Northwestern College to present recital featuring music by Max Reger
Thursday, October 5, 2017
Northwestern College music faculty and students will present a recital featuring the diverse compositions of German composer Max Reger on Oct. 20.
Northwestern College music faculty and students will present a recital featuring the music of German composer Max Reger on Friday, Oct. 20, at 7:30 p.m. in Christ Chapel. The concert is free and open to the public.
Reger, who died in 1916 at the age of 43, was called “music’s last giant” by composer Paul Hindemith. “He wrote in a variety of styles and instruments and excelled in about every form of musical composition popular at the time but opera,” says Dr. Daniel Huey, assistant professor of music at Northwestern. “Unfortunately, many of his works are no longer in the standard repertoire, except for his organ pieces. I wanted to organize a recital featuring the variety of musical styles and instruments he composed for to highlight his compositional prowess.”
Huey says the recital will showcase the diversity of Reger’s compositions. “The audience will hear everything from the playfulness of his vocal music and the meditative nature of his flute and orchestra music to the agility of his small chamber work and the robust nature of his organ works.”

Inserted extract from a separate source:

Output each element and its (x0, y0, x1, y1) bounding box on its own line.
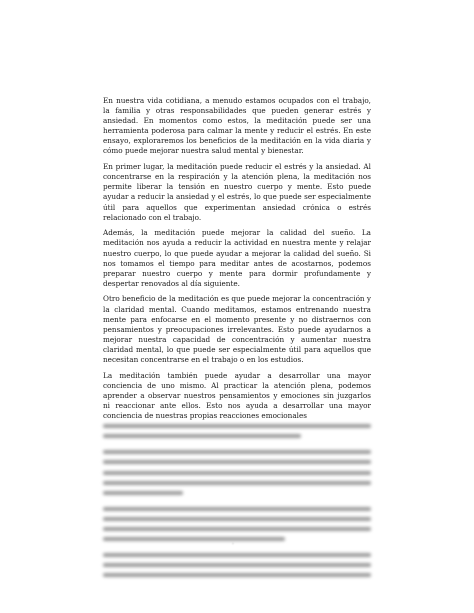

Northwestern’s Chamber Orchestra, directed by Dr. Juyeon Kang, professor of music, will perform Reger’s “Lyric Andante.” Organists MaryLou Wielenga, lecturer in music, and Huey will present “Introduction and Passacaglia in D minor” and the fugue movement of “Fantasie and Fugue in D minor, Op. 135b,” respectively.

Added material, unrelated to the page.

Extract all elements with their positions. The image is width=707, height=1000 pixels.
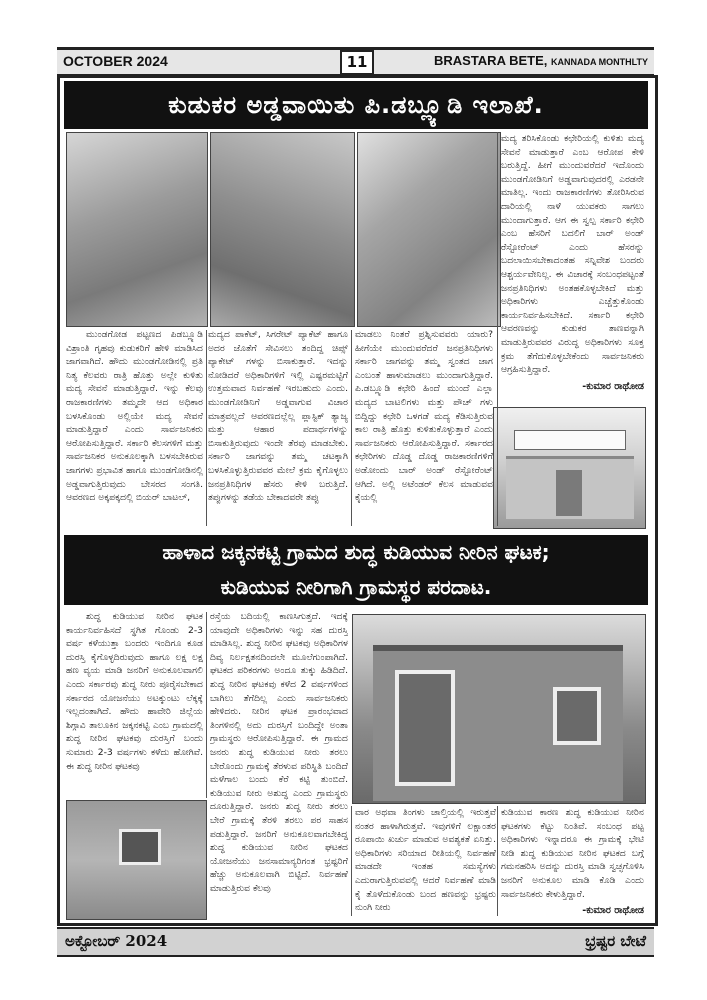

Beth Huey, instructor in music, will perform two pieces on flute accompanied by her husband. Flutist Susan De Haan, lecturer in music, will be joined by violinist Lisa Miedema, lecturer in music, and violist Jennifer Frens, an adjunct faculty member at Dordt College, on the vivace movement of “Serenade in G, Op. 141a.”
Mezzo-soprano Cindy Moeller, lecturer in music, will sing a number of Reger pieces, accompanied by Dr. Angela Holt, assistant professor of music, and Daniel Huey.
Mackenzie Phillips, a senior who has won the Bogaard Strings Competitive Scholarship the last two years, will play a viola solo.